The legislation, which Parliament approved on Friday after a lengthy process and much opposition in the nation of 10.3 million, legalizes euthanasia for people with incurable diseases who are in severe and prolonged pain.

The Portuguese newspaper Diario de Noticias said people will also need to demand their lives be ended, and be considered mentally competent to make such a decision.

Many people in the strongly Roman Catholic nation strongly disapprove of suicide, which their religion regards as a sin, and the country's devoutly religious president, Marcelo Rebelo de Sousa, was among the legislation's prominent opponents.

Lawmakers have approved the bill four times during the past three years, but, each time, the president has blocked it. This time, after Parliament approved a "definitive version", lawmakers said they will not respect any form of presidential veto.

Isabel Moreira, a socialist lawmaker and strong supporter of the legislation, said after the law passed by 129 votes to 81 that its adoption will now be unstoppable.

"We are confirming a law that has already been approved several times by a huge majority," she told the Agence France-Presse, or AFP, news agency. "We have at last come to the end of a long battle … The time has come for the majority of the Parliament to be respected."

Rebelo de Sousa had earlier tried to stall the latest version of the bill by asking Parliament to first include in it a definition of who should be allowed to say whether or not a patient has the capacity to participate in assisted suicide and who, therefore, would not be eligible for euthanasia, but Parliament treated it as a delaying tactic and refused to amend the bill for a fifth time. The president now has one week to put the new law into effect.

The law will allow people to request doctors take their life in cases where they are terminally ill, in extreme pain, mentally competent, and when "medically assisted suicide is impossible, due to a physical disability of the patient".
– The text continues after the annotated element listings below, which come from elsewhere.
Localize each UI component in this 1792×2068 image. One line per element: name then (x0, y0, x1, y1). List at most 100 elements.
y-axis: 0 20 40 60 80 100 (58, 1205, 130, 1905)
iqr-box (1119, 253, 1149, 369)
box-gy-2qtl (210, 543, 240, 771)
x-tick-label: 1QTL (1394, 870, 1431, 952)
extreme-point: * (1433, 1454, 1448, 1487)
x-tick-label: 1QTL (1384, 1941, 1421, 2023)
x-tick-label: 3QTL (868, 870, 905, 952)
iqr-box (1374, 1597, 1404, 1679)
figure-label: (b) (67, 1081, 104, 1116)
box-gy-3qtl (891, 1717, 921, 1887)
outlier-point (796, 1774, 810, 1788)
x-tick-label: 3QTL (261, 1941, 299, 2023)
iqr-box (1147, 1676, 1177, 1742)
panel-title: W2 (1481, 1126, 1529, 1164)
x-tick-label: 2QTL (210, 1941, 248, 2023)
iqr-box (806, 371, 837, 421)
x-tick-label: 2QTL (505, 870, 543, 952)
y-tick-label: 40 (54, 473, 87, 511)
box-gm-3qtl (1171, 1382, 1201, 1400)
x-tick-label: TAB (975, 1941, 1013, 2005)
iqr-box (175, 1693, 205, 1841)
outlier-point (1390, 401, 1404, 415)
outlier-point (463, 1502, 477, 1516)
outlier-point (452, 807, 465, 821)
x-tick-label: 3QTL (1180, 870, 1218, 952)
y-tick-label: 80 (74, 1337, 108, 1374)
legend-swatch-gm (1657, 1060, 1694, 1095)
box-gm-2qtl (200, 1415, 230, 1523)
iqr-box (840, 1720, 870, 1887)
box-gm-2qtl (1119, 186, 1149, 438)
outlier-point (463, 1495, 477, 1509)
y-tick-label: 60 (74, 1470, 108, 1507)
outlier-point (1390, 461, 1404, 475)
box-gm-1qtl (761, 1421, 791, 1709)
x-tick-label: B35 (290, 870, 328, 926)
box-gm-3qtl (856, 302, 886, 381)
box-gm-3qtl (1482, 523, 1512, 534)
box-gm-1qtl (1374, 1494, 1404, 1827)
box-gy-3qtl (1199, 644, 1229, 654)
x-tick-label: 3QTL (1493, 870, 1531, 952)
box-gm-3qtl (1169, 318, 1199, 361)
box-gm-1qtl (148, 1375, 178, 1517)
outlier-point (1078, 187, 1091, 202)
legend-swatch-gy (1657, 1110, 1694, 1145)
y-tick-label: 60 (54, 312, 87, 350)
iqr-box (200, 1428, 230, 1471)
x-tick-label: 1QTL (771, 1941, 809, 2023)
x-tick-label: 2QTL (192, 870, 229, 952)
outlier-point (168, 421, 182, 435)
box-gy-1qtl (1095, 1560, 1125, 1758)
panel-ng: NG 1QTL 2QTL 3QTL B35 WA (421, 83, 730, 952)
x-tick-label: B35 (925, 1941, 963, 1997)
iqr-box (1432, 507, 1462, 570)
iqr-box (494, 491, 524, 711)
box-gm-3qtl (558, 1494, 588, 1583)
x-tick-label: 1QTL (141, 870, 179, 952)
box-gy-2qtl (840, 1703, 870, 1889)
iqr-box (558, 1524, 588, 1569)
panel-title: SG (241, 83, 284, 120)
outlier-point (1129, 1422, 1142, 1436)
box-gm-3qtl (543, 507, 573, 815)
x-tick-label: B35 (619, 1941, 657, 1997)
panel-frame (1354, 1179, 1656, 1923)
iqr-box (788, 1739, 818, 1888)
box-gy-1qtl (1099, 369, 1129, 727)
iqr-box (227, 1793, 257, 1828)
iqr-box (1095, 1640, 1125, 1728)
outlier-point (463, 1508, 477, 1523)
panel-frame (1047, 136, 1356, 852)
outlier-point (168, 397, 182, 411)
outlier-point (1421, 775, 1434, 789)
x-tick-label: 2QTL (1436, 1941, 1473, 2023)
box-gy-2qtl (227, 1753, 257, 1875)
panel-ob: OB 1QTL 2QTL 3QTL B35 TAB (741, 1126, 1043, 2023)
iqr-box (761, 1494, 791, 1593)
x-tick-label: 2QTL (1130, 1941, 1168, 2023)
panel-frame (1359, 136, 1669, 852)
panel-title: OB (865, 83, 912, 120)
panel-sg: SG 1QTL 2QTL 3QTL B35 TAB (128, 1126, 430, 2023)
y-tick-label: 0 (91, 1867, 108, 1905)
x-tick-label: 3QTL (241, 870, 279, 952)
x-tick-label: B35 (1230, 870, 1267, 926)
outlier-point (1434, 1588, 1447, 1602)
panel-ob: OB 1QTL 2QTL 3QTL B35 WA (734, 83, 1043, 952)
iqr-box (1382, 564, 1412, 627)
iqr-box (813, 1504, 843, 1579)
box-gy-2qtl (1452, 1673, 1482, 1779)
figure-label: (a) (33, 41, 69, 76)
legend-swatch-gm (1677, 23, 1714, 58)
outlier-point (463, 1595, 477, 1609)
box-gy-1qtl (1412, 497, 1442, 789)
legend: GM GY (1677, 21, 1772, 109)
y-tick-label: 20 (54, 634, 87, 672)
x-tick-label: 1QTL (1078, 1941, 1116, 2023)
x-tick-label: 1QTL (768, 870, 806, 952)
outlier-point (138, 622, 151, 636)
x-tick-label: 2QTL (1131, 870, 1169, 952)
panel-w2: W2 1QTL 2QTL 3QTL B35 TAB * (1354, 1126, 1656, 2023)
The right to euthanasia will only extend to Portuguese citizens and to people who are legally resident in the country, blocking the prospect of people traveling to the country to avail themselves of the service.

Paulo Santos, a member of the pro-euthanasia group Right To Die With Dignity, told AFP: "The adoption of this law has been relatively fast, compared with other big countries."

But, he said, despite lawmakers approving the law, doctors could now refuse to participate in euthanasia, as many did with abortions after they were legalized in 2007.

"There's a good chance euthanasia will lead to even stronger resistance," he told AFP.

Pope Francis, the leader of the Roman Catholic church, said he was "very sad" that "a law to kill has been enacted".

The new law, which should come into force by the fall, means Portugal joins Belgium, Luxembourg, the Netherlands, and Spain as European nations that have legalized euthanasia. Elsewhere, it is permitted in nations including Australia, Canada, Colombia, and New Zealand.